Will he stay or will he go? That is the question these days on Chicago’s West Side as interested Democrats wait for Rep. Danny Davis (D-Ill.) to decide which office he really is running for next year.

Davis said Monday that he is prepared to file for re-election to his Congressional seat if he decides to drop his bid for Cook County Board president before this fall’s deadline.

“I have enough signatures to turn in for the nominating process for re-election to Congress, should I choose to do so,” Davis said in a phone interview.

Davis announced in June that he would run for Cook County Board president and has since held a kickoff announcement and opened several campaign offices. But the seven-term Democrat has also been simultaneously gathering signatures for re-election to his 7th district seat.

Davis’ indecision has left Democratic candidates in the western Chicago district in limbo as they wait to see if Davis pulls the trigger on the Cook County Board race this fall.

“They know that if I’m a candidate for the Cook County Board, it’s ‘open sesame,’” Davis said. “And if I’m not a candidate for the Cook County Board, then perhaps they have to re-evaluate some of their thinking.”

Davis must turn his petition in to state election officials between Oct. 26 and Nov. 2 but would have until mid-November to withdraw either petition for County Board president or his Congressional seat. Davis said he was not sure yet if he would turn in both petitions at the end of October or just file for one office.

Davis has been thinking about moving on to another office for several cycles, even floating his name as a possible appointment for President Barack Obama’s former Senate seat last year. But Davis also gained a coveted spot on the House Ways and Means Committee earlier this year — a signal that many Illinois Democrats thought meant he would stay in the House.

And back in Chicago, Davis has encountered competition in the Cook County Board race. Davis, who served on the board before he came to Congress, is one of several black candidates in the open-seat race for Cook County Board president — a circumstance that could lead to the election of a nonblack candidate next year, much to the dismay of local black community leaders.

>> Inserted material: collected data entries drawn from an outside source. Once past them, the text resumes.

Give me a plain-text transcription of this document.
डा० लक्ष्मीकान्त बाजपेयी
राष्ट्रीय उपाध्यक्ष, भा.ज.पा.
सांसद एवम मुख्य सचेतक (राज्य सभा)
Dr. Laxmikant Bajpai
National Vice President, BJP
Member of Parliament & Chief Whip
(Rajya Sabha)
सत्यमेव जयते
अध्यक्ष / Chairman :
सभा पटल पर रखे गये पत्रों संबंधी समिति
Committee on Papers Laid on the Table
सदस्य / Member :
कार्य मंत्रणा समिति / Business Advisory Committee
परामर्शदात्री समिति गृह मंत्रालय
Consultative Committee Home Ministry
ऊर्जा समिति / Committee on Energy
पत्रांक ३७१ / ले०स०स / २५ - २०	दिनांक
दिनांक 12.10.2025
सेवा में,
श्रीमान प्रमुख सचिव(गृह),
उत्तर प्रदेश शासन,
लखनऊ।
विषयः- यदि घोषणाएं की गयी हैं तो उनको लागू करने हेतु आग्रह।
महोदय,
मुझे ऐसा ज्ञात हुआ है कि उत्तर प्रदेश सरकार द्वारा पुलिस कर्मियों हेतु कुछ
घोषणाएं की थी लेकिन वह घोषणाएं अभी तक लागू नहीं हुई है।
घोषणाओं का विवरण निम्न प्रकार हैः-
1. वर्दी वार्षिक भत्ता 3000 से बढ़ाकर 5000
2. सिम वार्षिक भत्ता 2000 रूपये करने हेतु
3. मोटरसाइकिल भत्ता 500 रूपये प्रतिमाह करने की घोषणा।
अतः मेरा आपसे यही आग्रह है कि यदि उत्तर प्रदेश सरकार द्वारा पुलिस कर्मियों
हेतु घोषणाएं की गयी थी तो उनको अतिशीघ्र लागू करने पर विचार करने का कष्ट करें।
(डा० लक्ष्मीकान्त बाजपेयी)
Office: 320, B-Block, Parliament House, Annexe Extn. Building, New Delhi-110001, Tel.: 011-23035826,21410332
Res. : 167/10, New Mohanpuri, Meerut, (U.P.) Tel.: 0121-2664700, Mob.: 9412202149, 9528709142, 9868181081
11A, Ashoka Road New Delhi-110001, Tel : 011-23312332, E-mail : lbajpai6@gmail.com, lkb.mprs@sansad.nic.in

According to a couple of Democratic operatives familiar with the race, Davis thought he could clear the field if he ran, but that hasn’t happened.

“No one is really waiting to see what Danny does,” one Democratic operative said. “He’s not having a significant impact on other people’s decision-making process, whether it’s the county board race, or even in the 7th Congressional district.”

Among the candidates waiting on Davis is his former chief of staff, Richard Boykin. The Chicago attorney and lobbyist said he’s holding off circulating petitions until he knows for sure that Davis is running for county board instead of re-election.

“I would never do anything to undercut my former boss,” Boykin said. “The reality is that I think there is a chance that he will likely be back in Congress.”

After working for Davis for a decade, Boykin is also familiar with the Congressman’s dilemma.